Scott: In the past, employers traditionally used credentials as a flag for both hard and soft skills, in addition to requiring X years of experience. But with more people than ever with associate’s degrees and bachelor’s degrees, that may not work so well as a screening mechanism, and employers may be tempted to ratchet up educational requirements or make them more and more specific. People of different races or ethnicities, genders, classes, et cetera don’t all have equal access to credentials and job placement, so hiring based on those requirements alone could leave out qualified workers who haven’t had the same opportunities.
Alternatively, moving toward skills-based hiring could make the process more inclusive, help employers filter candidates more effectively, and ensure businesses find the best talent. If you can show you’re capable of performing the job, you don’t necessarily need a specific degree or prior experience that exactly matches.
What do we still need to figure out about skills-based hiring, and how can algorithms help?

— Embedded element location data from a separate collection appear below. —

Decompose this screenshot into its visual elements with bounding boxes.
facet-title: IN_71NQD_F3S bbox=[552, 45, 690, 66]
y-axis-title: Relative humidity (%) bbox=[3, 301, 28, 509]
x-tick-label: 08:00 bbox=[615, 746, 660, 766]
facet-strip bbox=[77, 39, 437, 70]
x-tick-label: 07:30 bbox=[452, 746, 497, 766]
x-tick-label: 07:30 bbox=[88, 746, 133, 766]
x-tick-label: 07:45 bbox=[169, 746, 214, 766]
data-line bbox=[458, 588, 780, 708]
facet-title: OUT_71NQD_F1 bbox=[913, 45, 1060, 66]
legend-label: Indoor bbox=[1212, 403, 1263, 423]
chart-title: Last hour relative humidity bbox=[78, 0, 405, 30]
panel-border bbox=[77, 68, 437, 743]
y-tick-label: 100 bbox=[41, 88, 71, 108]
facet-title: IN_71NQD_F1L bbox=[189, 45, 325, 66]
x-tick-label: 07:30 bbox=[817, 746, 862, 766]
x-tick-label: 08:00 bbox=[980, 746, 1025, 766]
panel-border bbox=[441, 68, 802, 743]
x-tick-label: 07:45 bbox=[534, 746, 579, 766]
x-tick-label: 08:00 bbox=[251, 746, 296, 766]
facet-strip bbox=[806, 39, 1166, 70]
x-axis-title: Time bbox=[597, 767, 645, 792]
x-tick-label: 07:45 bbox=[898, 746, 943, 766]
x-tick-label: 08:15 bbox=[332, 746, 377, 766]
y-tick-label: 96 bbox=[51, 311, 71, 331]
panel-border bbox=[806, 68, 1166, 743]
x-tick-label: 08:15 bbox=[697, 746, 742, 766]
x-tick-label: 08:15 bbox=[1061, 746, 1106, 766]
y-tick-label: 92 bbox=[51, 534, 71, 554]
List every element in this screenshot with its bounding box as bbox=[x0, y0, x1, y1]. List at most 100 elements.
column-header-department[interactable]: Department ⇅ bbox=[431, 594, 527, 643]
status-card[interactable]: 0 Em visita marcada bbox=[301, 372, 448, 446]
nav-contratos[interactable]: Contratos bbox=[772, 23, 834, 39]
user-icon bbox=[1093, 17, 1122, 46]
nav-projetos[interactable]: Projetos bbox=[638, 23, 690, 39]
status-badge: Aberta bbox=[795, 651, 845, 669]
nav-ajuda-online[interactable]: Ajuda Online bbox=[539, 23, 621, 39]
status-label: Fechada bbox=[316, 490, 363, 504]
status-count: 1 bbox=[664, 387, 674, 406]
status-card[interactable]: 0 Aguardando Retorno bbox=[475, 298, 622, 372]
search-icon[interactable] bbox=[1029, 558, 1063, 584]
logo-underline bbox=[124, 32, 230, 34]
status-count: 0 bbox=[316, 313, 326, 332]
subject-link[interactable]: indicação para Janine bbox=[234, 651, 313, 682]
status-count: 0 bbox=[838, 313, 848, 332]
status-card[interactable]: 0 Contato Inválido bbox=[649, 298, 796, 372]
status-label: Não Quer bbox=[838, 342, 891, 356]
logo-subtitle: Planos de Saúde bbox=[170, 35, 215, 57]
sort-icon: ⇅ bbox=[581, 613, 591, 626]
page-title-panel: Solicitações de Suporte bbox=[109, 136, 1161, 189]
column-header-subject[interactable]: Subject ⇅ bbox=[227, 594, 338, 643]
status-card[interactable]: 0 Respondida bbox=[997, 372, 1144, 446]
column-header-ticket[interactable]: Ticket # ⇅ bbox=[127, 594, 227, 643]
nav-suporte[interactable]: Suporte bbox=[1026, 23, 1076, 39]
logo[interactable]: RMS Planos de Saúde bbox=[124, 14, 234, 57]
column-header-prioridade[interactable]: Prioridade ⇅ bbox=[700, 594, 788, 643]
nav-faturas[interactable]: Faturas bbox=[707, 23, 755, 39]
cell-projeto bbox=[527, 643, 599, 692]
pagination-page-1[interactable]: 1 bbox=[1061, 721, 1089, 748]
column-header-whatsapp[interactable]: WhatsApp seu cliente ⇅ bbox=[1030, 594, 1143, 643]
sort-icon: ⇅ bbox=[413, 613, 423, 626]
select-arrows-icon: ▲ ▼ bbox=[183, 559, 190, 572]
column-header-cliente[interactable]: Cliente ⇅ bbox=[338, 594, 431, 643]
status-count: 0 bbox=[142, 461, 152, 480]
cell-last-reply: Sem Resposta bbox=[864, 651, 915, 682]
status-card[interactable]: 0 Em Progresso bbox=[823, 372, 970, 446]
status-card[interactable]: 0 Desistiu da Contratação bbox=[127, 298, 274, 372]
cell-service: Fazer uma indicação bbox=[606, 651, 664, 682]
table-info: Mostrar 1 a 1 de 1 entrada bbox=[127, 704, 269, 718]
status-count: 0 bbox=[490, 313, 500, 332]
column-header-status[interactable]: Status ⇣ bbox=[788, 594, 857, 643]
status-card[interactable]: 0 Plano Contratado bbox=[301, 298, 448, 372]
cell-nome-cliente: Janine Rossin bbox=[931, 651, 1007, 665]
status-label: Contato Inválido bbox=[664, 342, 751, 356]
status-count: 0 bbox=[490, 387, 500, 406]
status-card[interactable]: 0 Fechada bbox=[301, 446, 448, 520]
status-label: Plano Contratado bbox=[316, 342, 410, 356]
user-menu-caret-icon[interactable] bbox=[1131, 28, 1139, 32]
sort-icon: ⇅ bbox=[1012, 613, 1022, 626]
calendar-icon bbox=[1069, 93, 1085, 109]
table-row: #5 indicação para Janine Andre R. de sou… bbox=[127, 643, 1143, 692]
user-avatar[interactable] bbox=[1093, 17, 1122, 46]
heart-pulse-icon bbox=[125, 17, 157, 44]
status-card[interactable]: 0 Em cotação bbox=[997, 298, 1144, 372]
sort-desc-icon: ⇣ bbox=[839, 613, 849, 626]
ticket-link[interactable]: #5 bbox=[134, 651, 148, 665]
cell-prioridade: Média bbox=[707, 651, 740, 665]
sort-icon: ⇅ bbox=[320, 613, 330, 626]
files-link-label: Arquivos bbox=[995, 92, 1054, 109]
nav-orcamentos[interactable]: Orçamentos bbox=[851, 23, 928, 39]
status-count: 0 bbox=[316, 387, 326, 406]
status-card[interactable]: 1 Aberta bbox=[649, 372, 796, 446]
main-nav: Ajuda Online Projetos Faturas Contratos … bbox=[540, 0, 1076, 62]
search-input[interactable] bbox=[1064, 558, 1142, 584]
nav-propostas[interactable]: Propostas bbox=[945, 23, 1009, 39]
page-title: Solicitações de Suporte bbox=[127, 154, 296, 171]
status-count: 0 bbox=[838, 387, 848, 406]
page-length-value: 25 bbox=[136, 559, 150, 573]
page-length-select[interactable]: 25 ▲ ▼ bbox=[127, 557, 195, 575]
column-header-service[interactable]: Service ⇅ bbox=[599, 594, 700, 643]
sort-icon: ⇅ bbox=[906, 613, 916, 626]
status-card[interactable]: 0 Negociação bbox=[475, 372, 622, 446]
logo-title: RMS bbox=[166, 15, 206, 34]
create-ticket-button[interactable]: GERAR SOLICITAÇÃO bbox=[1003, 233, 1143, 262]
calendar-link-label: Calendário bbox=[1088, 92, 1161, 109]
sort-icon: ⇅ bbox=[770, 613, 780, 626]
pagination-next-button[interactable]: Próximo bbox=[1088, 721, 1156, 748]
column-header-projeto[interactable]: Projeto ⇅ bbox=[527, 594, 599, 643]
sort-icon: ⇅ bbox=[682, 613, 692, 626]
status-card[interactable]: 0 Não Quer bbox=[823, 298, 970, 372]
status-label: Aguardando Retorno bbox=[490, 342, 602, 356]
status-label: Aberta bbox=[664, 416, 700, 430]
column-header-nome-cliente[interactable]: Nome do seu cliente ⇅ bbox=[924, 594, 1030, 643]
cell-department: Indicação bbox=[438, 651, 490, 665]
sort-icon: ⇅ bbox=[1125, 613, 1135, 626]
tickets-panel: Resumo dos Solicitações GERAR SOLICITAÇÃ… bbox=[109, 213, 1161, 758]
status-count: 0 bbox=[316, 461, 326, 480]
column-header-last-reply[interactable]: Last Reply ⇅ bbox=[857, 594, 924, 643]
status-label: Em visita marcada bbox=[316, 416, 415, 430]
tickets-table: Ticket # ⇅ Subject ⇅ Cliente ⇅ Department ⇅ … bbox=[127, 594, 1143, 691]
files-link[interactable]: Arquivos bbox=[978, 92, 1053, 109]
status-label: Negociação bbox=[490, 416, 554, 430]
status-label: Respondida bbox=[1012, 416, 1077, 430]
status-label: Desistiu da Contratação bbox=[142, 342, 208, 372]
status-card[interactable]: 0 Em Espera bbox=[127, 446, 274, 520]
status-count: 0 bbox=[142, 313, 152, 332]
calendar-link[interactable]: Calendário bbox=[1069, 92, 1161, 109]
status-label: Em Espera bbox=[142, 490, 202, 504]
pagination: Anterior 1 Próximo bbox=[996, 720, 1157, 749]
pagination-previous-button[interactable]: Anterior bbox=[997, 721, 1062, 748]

Scott: It’s hard to assess skills. Employers are trying to figure out how to automate and validate matching skills rather than matching credentials or exact work experience. There have been some social enterprise efforts to explore these solutions, such as Opportunity@Work, SkillSmart, and other platforms that are trying to help employers figure out how to identify candidates more effectively and how to help people looking for work signal those things more effectively. The goal is for the employer to hire in a win-win way, in a way that’s more inclusive for the candidates and in a way that gets the employer a better match.
Yang: Using data analytics in hiring has the potential to expand the applicant pool by helping employers identify talent in job candidates by measuring ability and the potential to excel at a task, as opposed to knowledge, which is highly correlated with socioeconomic status. By reevaluating traditional criteria, such as reliance on graduation from an elite university or knowledge-based screens, employers can often hire from a more diverse pool of high-performing candidates.